Displaced by Russian aggression, now stripped of right to vote
The law on local elections just passed deprives the huge number of displaced people in Ukraine of the right to cast their vote in the elections due in October this year. Human rights initiatives working with internally displaced people [IDP] are demanding that President Petro Poroshenko veto the bill and ensure that the rights of people who have already lost so much, are not stripped of their electoral franchise.
At a press conference on July 16, they explained that the law states that the territorial community according to which a person votes is determined by their registered place of residence. Proof of this registration is provided by their internal passport or a temporary document confirming their Ukrainian citizenship.
This means that IDP who are living in another place and who have a document confirming their status as displaced persons, but no stamp in their passport about the corresponding registration will simply not be able to vote in the local elections.
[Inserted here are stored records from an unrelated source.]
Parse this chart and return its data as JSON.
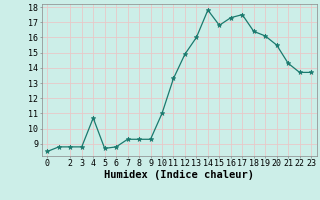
{
  "x": [
    0,
    1,
    2,
    3,
    4,
    5,
    6,
    7,
    8,
    9,
    10,
    11,
    12,
    13,
    14,
    15,
    16,
    17,
    18,
    19,
    20,
    21,
    22,
    23
  ],
  "y": [
    8.5,
    8.8,
    8.8,
    8.8,
    10.7,
    8.7,
    8.8,
    9.3,
    9.3,
    9.3,
    11.0,
    13.3,
    14.9,
    16.0,
    17.8,
    16.8,
    17.3,
    17.5,
    16.4,
    16.1,
    15.5,
    14.3,
    13.7,
    13.7
  ],
  "line_color": "#1a7a6e",
  "bg_color": "#cceee8",
  "grid_color": "#e8c8c8",
  "xlabel": "Humidex (Indice chaleur)",
  "xlim": [
    -0.5,
    23.5
  ],
  "ylim": [
    8.2,
    18.2
  ],
  "yticks": [
    9,
    10,
    11,
    12,
    13,
    14,
    15,
    16,
    17,
    18
  ],
  "xticks": [
    0,
    2,
    3,
    4,
    5,
    6,
    7,
    8,
    9,
    10,
    11,
    12,
    13,
    14,
    15,
    16,
    17,
    18,
    19,
    20,
    21,
    22,
    23
  ],
  "xlabel_fontsize": 7.5,
  "tick_fontsize": 6.0,
  "line_width": 0.9,
  "marker_size": 3.5
}
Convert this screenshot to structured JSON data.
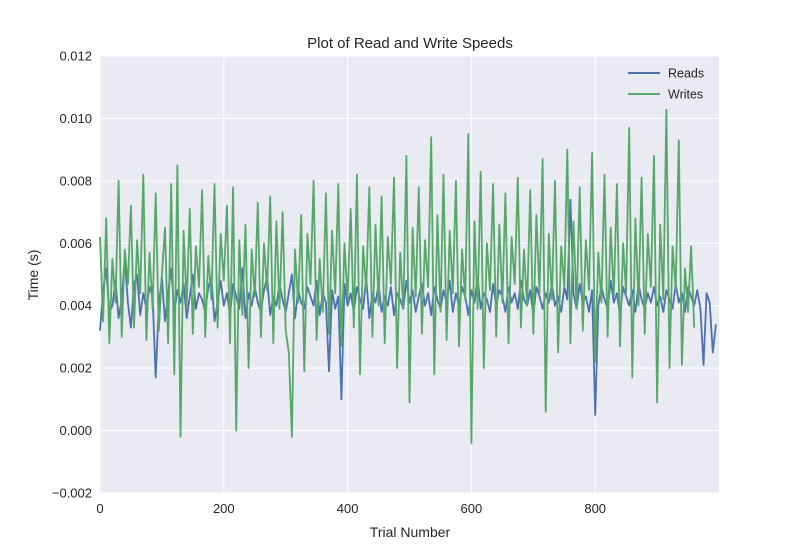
{
  "chart_data": {
    "type": "line",
    "title": "Plot of Read and Write Speeds",
    "xlabel": "Trial Number",
    "ylabel": "Time (s)",
    "xlim": [
      0,
      1000
    ],
    "ylim": [
      -0.002,
      0.012
    ],
    "x_ticks": [
      0,
      200,
      400,
      600,
      800
    ],
    "x_tick_labels": [
      "0",
      "200",
      "400",
      "600",
      "800"
    ],
    "y_ticks": [
      -0.002,
      0,
      0.002,
      0.004,
      0.006,
      0.008,
      0.01,
      0.012
    ],
    "y_tick_labels": [
      "−0.002",
      "0.000",
      "0.002",
      "0.004",
      "0.006",
      "0.008",
      "0.010",
      "0.012"
    ],
    "grid": true,
    "legend_position": "top-right",
    "colors": {
      "background": "#EAEAF2",
      "grid": "#FFFFFF",
      "reads": "#4C72B0",
      "writes": "#55A868"
    },
    "series": [
      {
        "name": "Reads",
        "color": "#4C72B0",
        "x_start": 0,
        "x_step": 5,
        "values": [
          0.0032,
          0.0045,
          0.0052,
          0.0038,
          0.004,
          0.0048,
          0.0036,
          0.0042,
          0.0055,
          0.0041,
          0.0033,
          0.0047,
          0.005,
          0.0037,
          0.0044,
          0.0039,
          0.0046,
          0.0043,
          0.0017,
          0.004,
          0.0049,
          0.0035,
          0.0044,
          0.0052,
          0.0038,
          0.0045,
          0.0041,
          0.0047,
          0.0036,
          0.0043,
          0.005,
          0.0039,
          0.0044,
          0.0042,
          0.0038,
          0.0046,
          0.0049,
          0.0035,
          0.0041,
          0.0048,
          0.004,
          0.0044,
          0.0037,
          0.0047,
          0.0043,
          0.0039,
          0.0052,
          0.0036,
          0.0044,
          0.004,
          0.0046,
          0.0041,
          0.0038,
          0.0045,
          0.0049,
          0.0037,
          0.0043,
          0.004,
          0.0047,
          0.0042,
          0.0038,
          0.0044,
          0.005,
          0.0036,
          0.0045,
          0.0041,
          0.0039,
          0.0046,
          0.0043,
          0.004,
          0.0048,
          0.0037,
          0.0044,
          0.0041,
          0.0019,
          0.0045,
          0.0039,
          0.0043,
          0.001,
          0.0047,
          0.004,
          0.0044,
          0.0038,
          0.0046,
          0.0042,
          0.0039,
          0.0049,
          0.0036,
          0.0044,
          0.0041,
          0.0047,
          0.0038,
          0.0043,
          0.004,
          0.0046,
          0.0037,
          0.0044,
          0.0042,
          0.0039,
          0.0048,
          0.0041,
          0.0045,
          0.0038,
          0.0043,
          0.0047,
          0.004,
          0.0044,
          0.0037,
          0.0046,
          0.0042,
          0.0039,
          0.0045,
          0.0041,
          0.0048,
          0.0038,
          0.0044,
          0.004,
          0.0046,
          0.0043,
          0.0037,
          0.0045,
          0.0041,
          0.0049,
          0.0039,
          0.0044,
          0.0042,
          0.0038,
          0.0047,
          0.004,
          0.0045,
          0.0043,
          0.0038,
          0.0046,
          0.0041,
          0.0044,
          0.0039,
          0.0048,
          0.0042,
          0.004,
          0.0045,
          0.0037,
          0.0046,
          0.0043,
          0.0039,
          0.0044,
          0.0041,
          0.0047,
          0.004,
          0.0043,
          0.0038,
          0.0046,
          0.0042,
          0.0074,
          0.0044,
          0.0039,
          0.0047,
          0.0041,
          0.0043,
          0.0038,
          0.0045,
          0.0005,
          0.004,
          0.0046,
          0.0042,
          0.0039,
          0.0048,
          0.0041,
          0.0044,
          0.0037,
          0.0046,
          0.0043,
          0.004,
          0.0045,
          0.0038,
          0.0047,
          0.0042,
          0.0039,
          0.0044,
          0.0041,
          0.0046,
          0.004,
          0.0043,
          0.0038,
          0.0045,
          0.0042,
          0.0039,
          0.0047,
          0.0041,
          0.0044,
          0.0038,
          0.0046,
          0.0043,
          0.004,
          0.0045,
          0.0039,
          0.0021,
          0.0044,
          0.0041,
          0.0025,
          0.0034
        ]
      },
      {
        "name": "Writes",
        "color": "#55A868",
        "x_start": 0,
        "x_step": 5,
        "values": [
          0.0062,
          0.0035,
          0.0068,
          0.0028,
          0.0055,
          0.0041,
          0.008,
          0.003,
          0.0058,
          0.0047,
          0.0072,
          0.0033,
          0.0061,
          0.0044,
          0.0082,
          0.0029,
          0.0057,
          0.0039,
          0.0076,
          0.0032,
          0.005,
          0.0065,
          0.0028,
          0.0079,
          0.0018,
          0.0085,
          -0.0002,
          0.0064,
          0.004,
          0.0071,
          0.0031,
          0.0059,
          0.0046,
          0.0077,
          0.003,
          0.0056,
          0.0042,
          0.0079,
          0.0033,
          0.0063,
          0.0048,
          0.0072,
          0.0028,
          0.0078,
          0.0,
          0.0061,
          0.0037,
          0.0066,
          0.002,
          0.0058,
          0.0043,
          0.0073,
          0.003,
          0.006,
          0.0045,
          0.0075,
          0.0028,
          0.0067,
          0.0039,
          0.007,
          0.0032,
          0.0025,
          -0.0002,
          0.0058,
          0.0041,
          0.0069,
          0.0019,
          0.0063,
          0.0047,
          0.008,
          0.0029,
          0.0055,
          0.0038,
          0.0076,
          0.0031,
          0.0064,
          0.0044,
          0.0079,
          0.0027,
          0.006,
          0.0042,
          0.0071,
          0.0033,
          0.0082,
          0.0018,
          0.0059,
          0.0045,
          0.0078,
          0.003,
          0.0066,
          0.004,
          0.0075,
          0.0028,
          0.0062,
          0.0047,
          0.0081,
          0.002,
          0.0057,
          0.0039,
          0.0088,
          0.0009,
          0.0065,
          0.0043,
          0.0078,
          0.0031,
          0.0061,
          0.0046,
          0.0094,
          0.0018,
          0.0069,
          0.0038,
          0.0082,
          0.0029,
          0.0064,
          0.0044,
          0.008,
          0.0027,
          0.0058,
          0.0042,
          0.0095,
          -0.0004,
          0.0067,
          0.0039,
          0.0083,
          0.002,
          0.006,
          0.0045,
          0.0079,
          0.003,
          0.0066,
          0.0041,
          0.0076,
          0.0028,
          0.0062,
          0.0047,
          0.0081,
          0.0033,
          0.0058,
          0.004,
          0.0077,
          0.0031,
          0.0069,
          0.0044,
          0.0087,
          0.0006,
          0.0063,
          0.0042,
          0.008,
          0.0025,
          0.0059,
          0.0046,
          0.009,
          0.0028,
          0.0067,
          0.0039,
          0.0078,
          0.0032,
          0.0061,
          0.0045,
          0.0089,
          0.0022,
          0.0057,
          0.0041,
          0.0082,
          0.003,
          0.0065,
          0.0043,
          0.0079,
          0.0027,
          0.006,
          0.0044,
          0.0097,
          0.0017,
          0.0068,
          0.004,
          0.0081,
          0.0031,
          0.0063,
          0.0046,
          0.0088,
          0.0009,
          0.0066,
          0.0042,
          0.0103,
          0.002,
          0.0059,
          0.0045,
          0.0093,
          0.0021,
          0.0052,
          0.0038,
          0.0059,
          0.0033
        ]
      }
    ]
  }
}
The activists point out that this part of the law does not just infringe the rights of displaced people, but is also in breach of a number of other laws. Tamila Tasheva from CrimeaSOS points out that Article 70 of Ukraine’s Constitution clearly stipulates that only people under the age of 18, non-Ukrainian citizens or people who are mentally unfit are denied the right to vote. The new law on the local elections effectively adds one other category – internally displaced persons.
The situation is truly absurd. The law adopted by Ukraine’s parliament on July 14 schedules local elections for Oct 25 everywhere except in Russian-occupied Crimea and the area under Kremlin-backed militant control in Donbas. People who were forced to leave those places are thus not able to vote for the local authorities in the place where most remain registered. Many have understood that they will not be returning and are trying to build a life for themselves in a new place. They cannot, however, seek permanent registration without losing their status as a displaced person. The meagre help from the State that this entitles them to is vital to survive for many, if not most of them.
Ukraine’s parliamentarians have not treated the ever increasing number of displaced people well. It took at least six months to even get a basic law regulating their position and rights passed and that had all kinds of provisions that needed changing immediately.
Ukrainian citizens have the right to vote for their local authorities, and the grounds for the President to veto this new legislative omission seem clear.